We left the F&P row blank precisely because of the large body of negative and often flawed criticism that has accumulated over the intervening years.
The 1992 experiment in particular is not a good choice for that reason, though I agree that an example is needed for the work of F&P.
Are you aware of the opinion of one of the most knowledgeable expert in the field about the importance of the 1992 experiment?
From: http://lenr-canr.org/acrobat/Fleischmanlettersfroa.pdf (page 14 – bold added) McKubre pointed out that Fleischmann was a master of theory and mathematics, in ways that people with post-1940s educations seldom attain. Fleischmann would often point to something and say “that is obvious” when it was not a bit obvious to McKubre. Fleischmann’s mathematical analysis of calorimetry was far more complex than most people's.
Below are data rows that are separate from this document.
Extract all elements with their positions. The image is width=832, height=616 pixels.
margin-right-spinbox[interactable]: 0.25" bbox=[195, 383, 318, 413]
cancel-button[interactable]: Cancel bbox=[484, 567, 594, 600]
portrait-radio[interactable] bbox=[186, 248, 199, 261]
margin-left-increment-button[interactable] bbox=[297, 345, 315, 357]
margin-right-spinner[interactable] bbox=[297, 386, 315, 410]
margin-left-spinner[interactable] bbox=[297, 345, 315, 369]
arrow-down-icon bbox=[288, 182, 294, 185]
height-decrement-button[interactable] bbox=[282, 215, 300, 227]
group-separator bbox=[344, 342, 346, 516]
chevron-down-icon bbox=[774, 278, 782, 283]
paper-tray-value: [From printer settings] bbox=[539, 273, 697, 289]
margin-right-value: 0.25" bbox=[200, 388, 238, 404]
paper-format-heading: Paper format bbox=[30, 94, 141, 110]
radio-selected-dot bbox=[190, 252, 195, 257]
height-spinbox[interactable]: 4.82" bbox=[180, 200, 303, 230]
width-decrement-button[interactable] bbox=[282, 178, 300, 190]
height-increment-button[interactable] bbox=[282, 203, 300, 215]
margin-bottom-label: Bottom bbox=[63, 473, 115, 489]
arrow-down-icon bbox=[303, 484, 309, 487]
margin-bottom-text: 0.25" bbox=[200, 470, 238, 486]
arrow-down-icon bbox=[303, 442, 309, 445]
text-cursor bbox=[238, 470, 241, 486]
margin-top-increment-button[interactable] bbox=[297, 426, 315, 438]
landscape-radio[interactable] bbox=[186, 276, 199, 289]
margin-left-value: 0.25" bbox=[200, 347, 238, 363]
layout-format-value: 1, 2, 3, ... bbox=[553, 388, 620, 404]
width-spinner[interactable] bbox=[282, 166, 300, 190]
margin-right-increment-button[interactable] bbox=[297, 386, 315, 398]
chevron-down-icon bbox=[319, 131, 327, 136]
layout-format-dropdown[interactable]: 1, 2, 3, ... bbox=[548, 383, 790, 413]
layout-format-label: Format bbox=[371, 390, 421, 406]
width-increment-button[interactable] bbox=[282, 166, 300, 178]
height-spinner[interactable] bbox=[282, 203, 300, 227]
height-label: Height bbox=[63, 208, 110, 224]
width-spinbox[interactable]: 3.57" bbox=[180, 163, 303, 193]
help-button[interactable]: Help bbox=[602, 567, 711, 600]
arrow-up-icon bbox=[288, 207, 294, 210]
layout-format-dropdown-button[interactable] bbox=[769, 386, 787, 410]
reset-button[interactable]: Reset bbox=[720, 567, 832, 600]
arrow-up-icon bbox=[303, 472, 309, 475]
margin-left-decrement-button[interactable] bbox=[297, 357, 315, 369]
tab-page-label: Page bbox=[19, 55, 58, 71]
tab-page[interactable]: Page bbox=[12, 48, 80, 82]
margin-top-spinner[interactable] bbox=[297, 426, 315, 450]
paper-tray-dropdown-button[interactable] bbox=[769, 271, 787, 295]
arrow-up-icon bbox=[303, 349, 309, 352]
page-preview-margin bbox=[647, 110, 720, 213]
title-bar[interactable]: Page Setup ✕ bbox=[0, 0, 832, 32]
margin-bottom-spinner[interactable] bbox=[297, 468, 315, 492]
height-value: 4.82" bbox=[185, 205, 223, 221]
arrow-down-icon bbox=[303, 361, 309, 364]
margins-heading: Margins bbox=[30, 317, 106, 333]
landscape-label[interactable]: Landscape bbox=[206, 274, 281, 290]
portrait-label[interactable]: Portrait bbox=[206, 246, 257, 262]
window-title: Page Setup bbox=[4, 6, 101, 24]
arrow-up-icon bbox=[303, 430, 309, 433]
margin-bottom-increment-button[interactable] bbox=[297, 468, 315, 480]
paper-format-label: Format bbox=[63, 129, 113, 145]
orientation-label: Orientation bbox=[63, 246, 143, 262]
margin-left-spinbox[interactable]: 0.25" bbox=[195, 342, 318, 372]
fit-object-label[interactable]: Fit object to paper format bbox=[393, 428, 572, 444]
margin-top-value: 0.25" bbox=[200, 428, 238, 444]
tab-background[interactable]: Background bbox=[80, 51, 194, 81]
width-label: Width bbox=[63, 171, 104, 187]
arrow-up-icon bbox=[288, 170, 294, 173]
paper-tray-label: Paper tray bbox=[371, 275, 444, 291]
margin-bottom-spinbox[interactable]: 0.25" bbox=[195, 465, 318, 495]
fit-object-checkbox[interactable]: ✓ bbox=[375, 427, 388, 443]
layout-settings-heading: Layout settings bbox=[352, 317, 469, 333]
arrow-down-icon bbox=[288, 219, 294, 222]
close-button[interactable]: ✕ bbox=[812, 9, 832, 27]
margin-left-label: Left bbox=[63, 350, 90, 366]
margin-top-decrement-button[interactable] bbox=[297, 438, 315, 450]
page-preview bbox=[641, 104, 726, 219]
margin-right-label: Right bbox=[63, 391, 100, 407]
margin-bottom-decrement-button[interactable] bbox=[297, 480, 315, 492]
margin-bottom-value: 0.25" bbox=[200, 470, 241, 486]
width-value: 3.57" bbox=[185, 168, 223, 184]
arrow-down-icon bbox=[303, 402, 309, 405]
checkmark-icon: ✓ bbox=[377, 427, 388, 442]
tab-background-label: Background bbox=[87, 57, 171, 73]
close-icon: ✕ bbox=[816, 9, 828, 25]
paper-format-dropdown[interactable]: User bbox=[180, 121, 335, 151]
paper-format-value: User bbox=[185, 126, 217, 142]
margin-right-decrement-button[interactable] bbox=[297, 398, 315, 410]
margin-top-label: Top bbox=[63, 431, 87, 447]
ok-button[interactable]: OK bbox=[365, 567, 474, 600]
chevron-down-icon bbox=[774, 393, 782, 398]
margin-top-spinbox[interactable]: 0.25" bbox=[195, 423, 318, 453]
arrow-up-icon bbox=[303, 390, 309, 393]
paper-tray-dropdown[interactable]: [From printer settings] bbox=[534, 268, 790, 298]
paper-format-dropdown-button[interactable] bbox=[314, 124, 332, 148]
He told me he preferred simple hardware and complicated “software” — by which he meant computation; thinking and running equations in his head. Not computers, which, as I said, he distrusted. Hand in hand with his analytical legerdemain, he strongly believed in simple, direct experiments, such as the boil-off technique and graphs that spoke for themselves. He liked nothing better than an experiment stripped down to its essentials, so that it could not be refuted. The title of his major paper says it all: “From simplicity via complications back to simplicity" … |
QuoteLet's see if we can find a group consensus that will be less argument-prone.
This is the best reason to propose this experiment to the Team Google. Its replica will definitively resolve most of these controversial and still pending arguments.